Une dynamique qui devrait s’accélérer dans les années à venir, si l’on en croit Francky Trichet, VP numérique de l’université de Nantes, adjoint au maire en charge de l’innovation : la "phase 2" de la French Tech, qui compte trois thématiques (scale up, deep tech, tech for good), constitue un "vrai virage", selon lui. "Car avec la deep tech, on ne peut pas faire sans la recherche.
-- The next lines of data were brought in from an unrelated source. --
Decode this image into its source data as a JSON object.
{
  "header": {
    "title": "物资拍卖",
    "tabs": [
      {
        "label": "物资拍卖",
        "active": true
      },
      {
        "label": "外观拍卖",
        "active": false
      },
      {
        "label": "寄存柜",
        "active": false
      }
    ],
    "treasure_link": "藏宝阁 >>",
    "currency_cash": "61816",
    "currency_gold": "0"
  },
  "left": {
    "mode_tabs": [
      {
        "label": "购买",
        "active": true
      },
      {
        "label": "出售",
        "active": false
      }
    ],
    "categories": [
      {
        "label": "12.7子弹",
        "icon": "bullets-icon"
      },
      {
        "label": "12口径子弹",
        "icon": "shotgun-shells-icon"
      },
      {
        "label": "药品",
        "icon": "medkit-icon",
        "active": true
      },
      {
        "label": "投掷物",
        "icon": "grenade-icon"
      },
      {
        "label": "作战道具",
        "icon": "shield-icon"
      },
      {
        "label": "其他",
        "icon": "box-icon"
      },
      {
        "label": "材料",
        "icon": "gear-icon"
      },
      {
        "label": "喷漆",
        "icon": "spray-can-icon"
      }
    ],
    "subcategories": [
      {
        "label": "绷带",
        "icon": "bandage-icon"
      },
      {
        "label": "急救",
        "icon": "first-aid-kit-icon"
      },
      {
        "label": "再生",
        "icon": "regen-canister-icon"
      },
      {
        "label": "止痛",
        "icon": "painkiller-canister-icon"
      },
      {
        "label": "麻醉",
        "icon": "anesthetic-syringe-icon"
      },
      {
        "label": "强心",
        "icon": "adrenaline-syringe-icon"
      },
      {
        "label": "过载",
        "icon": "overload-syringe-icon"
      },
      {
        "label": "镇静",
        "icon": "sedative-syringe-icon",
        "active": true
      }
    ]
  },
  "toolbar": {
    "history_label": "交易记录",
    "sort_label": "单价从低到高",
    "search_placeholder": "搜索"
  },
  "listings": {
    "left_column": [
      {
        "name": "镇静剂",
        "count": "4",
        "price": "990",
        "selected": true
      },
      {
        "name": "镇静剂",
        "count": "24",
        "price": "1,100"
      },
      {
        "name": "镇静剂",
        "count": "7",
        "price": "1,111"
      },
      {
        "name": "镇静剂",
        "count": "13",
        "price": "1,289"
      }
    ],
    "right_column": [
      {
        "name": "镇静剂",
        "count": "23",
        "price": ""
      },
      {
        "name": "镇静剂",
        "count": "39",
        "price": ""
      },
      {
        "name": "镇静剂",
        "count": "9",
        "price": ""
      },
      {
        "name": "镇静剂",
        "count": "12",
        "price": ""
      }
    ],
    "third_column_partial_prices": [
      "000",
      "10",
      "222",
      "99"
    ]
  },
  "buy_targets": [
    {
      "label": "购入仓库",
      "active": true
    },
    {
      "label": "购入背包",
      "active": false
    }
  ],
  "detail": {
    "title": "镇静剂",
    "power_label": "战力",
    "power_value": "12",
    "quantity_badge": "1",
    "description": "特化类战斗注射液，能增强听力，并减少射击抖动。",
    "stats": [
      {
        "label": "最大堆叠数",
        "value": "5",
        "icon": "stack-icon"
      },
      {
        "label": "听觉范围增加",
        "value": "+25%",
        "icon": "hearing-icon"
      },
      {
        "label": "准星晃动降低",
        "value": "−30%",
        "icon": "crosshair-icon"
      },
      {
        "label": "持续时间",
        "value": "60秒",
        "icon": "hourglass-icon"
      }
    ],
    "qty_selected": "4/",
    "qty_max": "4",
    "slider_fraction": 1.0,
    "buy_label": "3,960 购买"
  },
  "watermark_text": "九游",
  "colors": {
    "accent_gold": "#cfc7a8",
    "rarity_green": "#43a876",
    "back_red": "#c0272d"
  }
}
Il n’y aura pas de 'start-up nation' durable sans recherche fondamentale", estime-t-il.

Le phénomène devrait aussi s’amplifier car les jeunes chercheurs "n’ont plus les mêmes envies qu’il y a 20 ans", des carrières "linéaires" guidées par le seul objectif des publications, estime encore le VP nantais. "Ils veulent donner du sens à ce qu’ils font et vont se tourner davantage vers les start-up."

Rendez-vous donc dans quelques années à Las Vegas, pour voir si la "fierté universitaire" a planté ses drapeaux sur la planète start-up.

(1) Le CEA Tech Village regroupait le Leti, le List et le Liten, tous situés à Grenoble.